Os processadores locais também enfrentam intensa concorrência de processadores e exportadores estrangeiros – principalmente da Ásia – que aumentam os preços da castanha de caju. Enquanto os processadores e exportadores asiáticos são capazes de arcar com altos preços ao produtor devido ao acesso a taxas de juros preferenciais em seus países de origem, os processadores locais não conseguem competir, deixando-os simplesmente incapazes de comprar castanha de caju in natura.

Essas condições deixam Gana fora do jogo, perdendo assim oportunidades significativas de geração de empregos e renda por meio da crescente indústria global do caju.

amêndoa de castanha de caju sobre uma mesa

Vietnã se destaca na venda de amêndoa de caju

amêndoa sendo despejada sobre uma mesa
Amêndoa de castanha de caju

De janeiro a dezembro de 2021 o Vietnã importou um total de 3.149.865 toneladas de castanha de caju in natura, um aumento de 81,45% em relação ao ano de 2020. Na quase totalidade, as importações tiveram os países africanos como origem.

Já no tocante às exportações de amêndoa de castanha de caju – ACC (foto), os valores em 2021 situaram-se em cerca de 17% acima do ano anterior, com 609.260 toneladas exportadas.

Os principais destinos e quantidades exportadas de ACC pelo país em 2021 foram os Estados Unidos (160.868 toneladas), China (64.234 toneladas)  e União Europeia (384.067 toneladas).

O país, de longe, continua ocupando a primeira posição no ranking mundial na comercialização de ACC.

Exportações cearenses de amêndoas de castanha de caju

Em 2021, as exportações de amêndoas de castanha de caju (ACC) feitas pelo Estado do Ceará, maior produtor e processador de castanha de caju do Brasil, totalizaram US$ 90,2 milhões (preço FOB), representando um aumento de 7% em relação ao ano anterior.

Historicamente (veja gráfico abaixo), a ACC representa um dos principais produtos agrícolas exportados pelo Ceará. Além das amêndoas de caju, o Ceará também faturou US$ 2,09 milhões no mesmo período, resultante das exportações de LCC (Líquido da Casca do Caju).

Brasil importa amêndoa de castanha de caju

Segundo dados da Conab (Boletim Análise Mensal/Caju, de novembro de 2021), a produção nacional de castanha de caju vem se reduzindo a uma taxa média anual de 2,0% entre 2017 e 2021, refletindo uma diminuição de área de 4,0% ao ano no período, apesar do aumento de 1,3% na produtividade anual da cultura. A produção do Ceará, principal estado produtor,  vem recuando à taxa média anual de 1,7% entre 2017 e 2021.

De igual modo, entre 2017 e 2021, a redução de área vem acontecendo nos três principais estados produtores, à taxa média anual de 3,3% no Ceará; de 1,4% no Piauí; e de 10,2% no Rio Grande do Norte. Esses três estados, até o mês de novembro representavam 92,1% da área destinada à colheita no ano de 2021.

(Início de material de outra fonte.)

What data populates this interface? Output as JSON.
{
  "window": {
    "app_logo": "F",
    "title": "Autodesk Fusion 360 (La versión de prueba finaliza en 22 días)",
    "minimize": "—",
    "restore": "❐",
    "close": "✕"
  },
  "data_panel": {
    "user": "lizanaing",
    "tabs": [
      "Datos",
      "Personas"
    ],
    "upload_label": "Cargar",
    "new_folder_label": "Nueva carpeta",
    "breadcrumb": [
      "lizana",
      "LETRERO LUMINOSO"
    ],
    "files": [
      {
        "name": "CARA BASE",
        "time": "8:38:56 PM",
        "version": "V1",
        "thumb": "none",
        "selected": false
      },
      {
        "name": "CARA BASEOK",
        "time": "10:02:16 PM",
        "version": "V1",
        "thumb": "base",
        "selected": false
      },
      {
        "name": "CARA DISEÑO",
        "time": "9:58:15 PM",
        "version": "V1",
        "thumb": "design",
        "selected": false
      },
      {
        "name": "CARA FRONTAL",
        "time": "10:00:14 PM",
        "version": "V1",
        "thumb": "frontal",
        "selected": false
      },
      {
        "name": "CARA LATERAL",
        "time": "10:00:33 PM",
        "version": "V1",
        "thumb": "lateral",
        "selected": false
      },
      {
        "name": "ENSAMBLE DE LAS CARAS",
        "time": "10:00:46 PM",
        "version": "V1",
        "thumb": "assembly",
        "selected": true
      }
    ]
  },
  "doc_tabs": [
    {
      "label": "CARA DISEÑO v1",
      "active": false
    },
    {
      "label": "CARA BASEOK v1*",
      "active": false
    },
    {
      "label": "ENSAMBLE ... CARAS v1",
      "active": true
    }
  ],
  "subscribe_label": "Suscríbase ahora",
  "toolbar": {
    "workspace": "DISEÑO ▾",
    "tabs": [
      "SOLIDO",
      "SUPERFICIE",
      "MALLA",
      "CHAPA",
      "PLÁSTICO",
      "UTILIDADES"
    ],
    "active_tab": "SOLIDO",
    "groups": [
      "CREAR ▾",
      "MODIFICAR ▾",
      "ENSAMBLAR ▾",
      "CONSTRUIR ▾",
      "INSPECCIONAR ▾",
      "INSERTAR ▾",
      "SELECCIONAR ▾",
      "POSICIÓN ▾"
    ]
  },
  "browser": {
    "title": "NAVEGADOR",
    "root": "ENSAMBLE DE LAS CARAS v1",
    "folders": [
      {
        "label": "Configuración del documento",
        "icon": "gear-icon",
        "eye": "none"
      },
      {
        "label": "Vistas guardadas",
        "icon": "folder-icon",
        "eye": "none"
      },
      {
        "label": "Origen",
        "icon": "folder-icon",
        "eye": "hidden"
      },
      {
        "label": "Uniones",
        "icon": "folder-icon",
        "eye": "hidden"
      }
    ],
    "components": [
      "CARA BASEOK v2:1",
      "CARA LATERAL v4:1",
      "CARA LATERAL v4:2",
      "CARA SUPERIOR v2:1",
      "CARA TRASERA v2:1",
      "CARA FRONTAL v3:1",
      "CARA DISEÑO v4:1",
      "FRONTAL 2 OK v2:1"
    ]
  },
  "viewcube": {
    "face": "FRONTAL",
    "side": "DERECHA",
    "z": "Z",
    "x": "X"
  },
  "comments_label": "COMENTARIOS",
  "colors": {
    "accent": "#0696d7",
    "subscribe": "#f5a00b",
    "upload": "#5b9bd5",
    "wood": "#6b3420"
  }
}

Não menos preocupantes do que os números acima, são algumas informações também contidas no referido boletim, mostrando que crescem as importações de amêndoa de castanha de caju no mercado interno. De janeiro a novembro de 2021, as mesmas somaram 308 toneladas, perfazendo um valor de US$ 811,0 mil, representando um aumento de 42,0% em termos de quantidade e de 9,9% em termos de valor em comparação com o mesmo período do ano anterior. Os países de origem dessas importações foram a Guiné Bissau, Gana, Vietnam e Costa do Marfim.

Os números acima realçam de forma assustadora os perigos que ameaçam a sustentabilidade da cadeia produtiva da cajucultura nacional. É só o começo… A quem recorrer?